I shudder as I recall these monsters to my remembrance. No human eye has ever beheld them living. They burdened this earth a thousand ages before man appeared, but their fossil remains, found in the argillaceous limestone called by the English the lias, have enabled their colossal structure to be perfectly built up again and anatomically ascertained.
I saw at the Hamburg museum the skeleton of one of these creatures thirty feet in length. Am I then fated--I, a denizen of earth--to be placed face to face with these representatives of long extinct families? No; surely it cannot be! Yet the deep marks of conical teeth upon the iron pick are certainly those of the crocodile.

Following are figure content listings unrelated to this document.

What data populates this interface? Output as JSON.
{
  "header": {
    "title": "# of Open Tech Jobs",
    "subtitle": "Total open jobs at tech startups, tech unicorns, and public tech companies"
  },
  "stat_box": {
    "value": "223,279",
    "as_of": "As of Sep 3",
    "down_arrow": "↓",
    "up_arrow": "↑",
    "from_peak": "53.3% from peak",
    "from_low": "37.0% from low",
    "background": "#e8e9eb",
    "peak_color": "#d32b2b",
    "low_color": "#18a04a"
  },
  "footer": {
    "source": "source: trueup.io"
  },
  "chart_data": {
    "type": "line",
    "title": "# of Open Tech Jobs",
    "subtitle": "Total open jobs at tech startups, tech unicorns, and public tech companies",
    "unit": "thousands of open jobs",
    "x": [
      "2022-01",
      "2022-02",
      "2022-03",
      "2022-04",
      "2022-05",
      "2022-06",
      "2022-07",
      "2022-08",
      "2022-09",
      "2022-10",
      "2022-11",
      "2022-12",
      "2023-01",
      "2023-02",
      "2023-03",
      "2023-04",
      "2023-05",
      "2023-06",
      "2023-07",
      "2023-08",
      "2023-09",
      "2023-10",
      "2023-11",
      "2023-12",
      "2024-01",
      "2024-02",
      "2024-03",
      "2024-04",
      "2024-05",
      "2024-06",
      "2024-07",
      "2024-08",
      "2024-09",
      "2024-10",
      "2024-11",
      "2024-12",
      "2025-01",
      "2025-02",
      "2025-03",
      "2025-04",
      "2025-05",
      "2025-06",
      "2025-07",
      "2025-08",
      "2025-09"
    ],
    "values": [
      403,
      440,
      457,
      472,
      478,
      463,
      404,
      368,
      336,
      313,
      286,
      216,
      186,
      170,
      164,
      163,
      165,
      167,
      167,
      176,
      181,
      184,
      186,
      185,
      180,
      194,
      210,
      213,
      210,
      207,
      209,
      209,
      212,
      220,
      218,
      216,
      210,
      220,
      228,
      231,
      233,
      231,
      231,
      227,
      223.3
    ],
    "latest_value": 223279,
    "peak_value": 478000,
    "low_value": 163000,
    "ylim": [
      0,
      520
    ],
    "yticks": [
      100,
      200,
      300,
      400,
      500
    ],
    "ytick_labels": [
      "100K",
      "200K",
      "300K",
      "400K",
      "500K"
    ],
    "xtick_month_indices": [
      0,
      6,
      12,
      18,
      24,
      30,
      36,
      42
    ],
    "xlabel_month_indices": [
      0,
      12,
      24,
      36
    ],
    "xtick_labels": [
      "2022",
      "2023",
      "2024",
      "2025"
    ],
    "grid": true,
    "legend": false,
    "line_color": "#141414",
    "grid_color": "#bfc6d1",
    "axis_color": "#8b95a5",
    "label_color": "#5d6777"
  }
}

My eyes are fearfully bent upon the sea. I dread to see one of these monsters darting forth from its submarine caverns. I suppose Professor Liedenbrock was of my opinion too, and even shared my fears, for after having examined the pick, his eyes traversed the ocean from side to side. What a very bad notion that was of his, I thought to myself, to take soundings just here! He has disturbed some monstrous beast in its remote den, and if we are not attacked on our voyage--
I look at our guns and see that they are all right. My uncle notices it, and looks on approvingly.
Already widely disturbed regions on the surface of the water indicate some commotion below. The danger is approaching. We must be on the look out.